Pharmacological properties : תכונות פרמקולוגיות

Pharmacodynamic Properties

5.1 Pharmacodynamic properties
Pharmacotherapeutic group: Corticosteroids for systemic use, pure, glucocorticoids, betamethasone
ATC Code: H02AB01
Betamethasone is a mono-fluorinated glucocorticoid, which has an approximately 25-fold more potent anti-inflammatory effect than the natural adrenal hormone cortisol. The mineralocorticoid effect-component is however almost completely absent.
Glucocorticoids such as betamethasone develop their biological effect by activating the transcription of corticosteroid-sensitive genes. The anti-inflammatory, immunosuppressive and antiproliferative effects are caused for example by reduced formation, release and activity of inflammatory mediators and by inhibition of specific functions and migration of inflammatory cells. In addition, corticosteroids may prevent the effect of sensitised T- lymphocytes and macrophages on target cells.
Glucocorticoids such as betamethasone promote surfactant synthesis in the foetal lung.
Possible induction of temporary adrenal insufficiency must be taken into account with necessary long-term corticosteroid medication. Suppression of the hypothalamus-pituitary- adrenal axis also depends on individual factors.
The Cushing’s threshold dose is specified at 1.5 mg / day.
Betamethasone is a glucocorticoid which is 8 to 10 times more active than prednisolone (based on weight; 750µg betamethasone corresponding to approximately 5 mg prednisolone).
Betamethasone sodium phosphate is highly soluble in water and is therefore quickly absorbed.
Betamethasone usually only causes poor retention of sodium chloride or water. Due to lack of mineralocorticoid properties betamethasone is particularly suitable for the treatment of diseases where water retention is adversely affected.

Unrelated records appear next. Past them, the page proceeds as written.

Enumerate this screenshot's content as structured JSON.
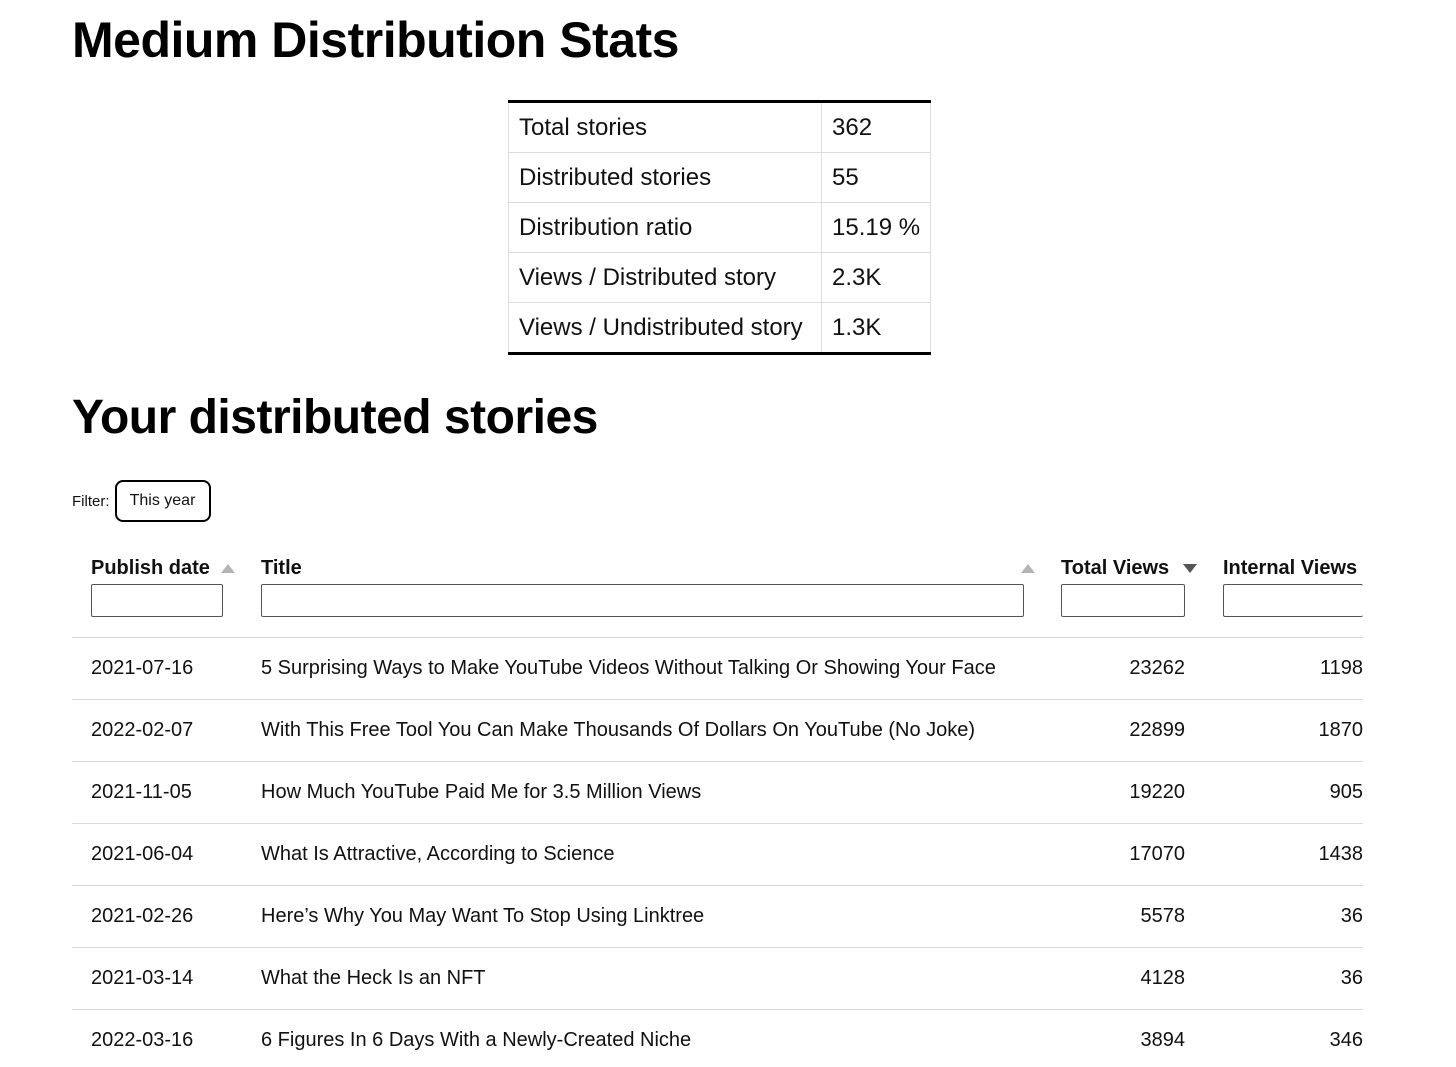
{
  "page": {
    "title": "Medium Distribution Stats",
    "section_title": "Your distributed stories"
  },
  "summary": {
    "rows": [
      {
        "label": "Total stories",
        "value": "362"
      },
      {
        "label": "Distributed stories",
        "value": "55"
      },
      {
        "label": "Distribution ratio",
        "value": "15.19 %"
      },
      {
        "label": "Views / Distributed story",
        "value": "2.3K"
      },
      {
        "label": "Views / Undistributed story",
        "value": "1.3K"
      }
    ]
  },
  "filter": {
    "label": "Filter:",
    "button_label": "This year"
  },
  "table": {
    "columns": {
      "publish_date": "Publish date",
      "title": "Title",
      "total_views": "Total Views",
      "internal_views": "Internal Views"
    },
    "sort": {
      "publish_date": "ascending-inactive",
      "title": "ascending-inactive",
      "total_views": "descending-active"
    },
    "rows": [
      {
        "date": "2021-07-16",
        "title": "5 Surprising Ways to Make YouTube Videos Without Talking Or Showing Your Face",
        "total_views": "23262",
        "internal_views": "1198"
      },
      {
        "date": "2022-02-07",
        "title": "With This Free Tool You Can Make Thousands Of Dollars On YouTube (No Joke)",
        "total_views": "22899",
        "internal_views": "1870"
      },
      {
        "date": "2021-11-05",
        "title": "How Much YouTube Paid Me for 3.5 Million Views",
        "total_views": "19220",
        "internal_views": "905"
      },
      {
        "date": "2021-06-04",
        "title": "What Is Attractive, According to Science",
        "total_views": "17070",
        "internal_views": "1438"
      },
      {
        "date": "2021-02-26",
        "title": "Here’s Why You May Want To Stop Using Linktree",
        "total_views": "5578",
        "internal_views": "36"
      },
      {
        "date": "2021-03-14",
        "title": "What the Heck Is an NFT",
        "total_views": "4128",
        "internal_views": "36"
      },
      {
        "date": "2022-03-16",
        "title": "6 Figures In 6 Days With a Newly-Created Niche",
        "total_views": "3894",
        "internal_views": "346"
      }
    ]
  },
  "colors": {
    "text": "#111111",
    "border": "#d8d8d8",
    "sort_inactive": "#b5b5b5",
    "sort_active": "#555555"
  }
}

Pharmacokinetic Properties

5.2 Pharmacokinetic properties
Betamethasone sodium phosphate is hydrolysed in the body to the biologically active form betamethasone, reaches the highest blood levels within 60 minutes and is excreted almost entirely after the first day.
Corticosteroids are in general absorbed liberally in the gastrointestinal tract, bound to plasma proteins in varying degrees, primarily metabolised in the liver and excreted by the kidneys.
Corticosteroids are rapidly distributed in all body tissues. They cross the placenta to varying degrees and small quantities may be distributed into breast milk. The (serum) elimination half-life of betamethasone in adults is approximately 5-7 hours.
Betamethasone has a protein binding of 62.5% (compared to hydrocortisone 89%).
While the plasma half-life of betamethasone is ≥300 minutes, the biological half-life was identified as 36-54 hours. Due to the long duration of action, betamethasone hence may lead, with daily continuous administration, to continuous accumulation and overdose. In patients with liver disease degradation is slower.
When betamethasone sodium phosphate was used infiltratively in healthy volunteers, a negative feedback mechanism on the hypothalamic-pituitary system lead to suppression of the cortisol plasma level within approximately 8-10 hours. This was normalised within a few days.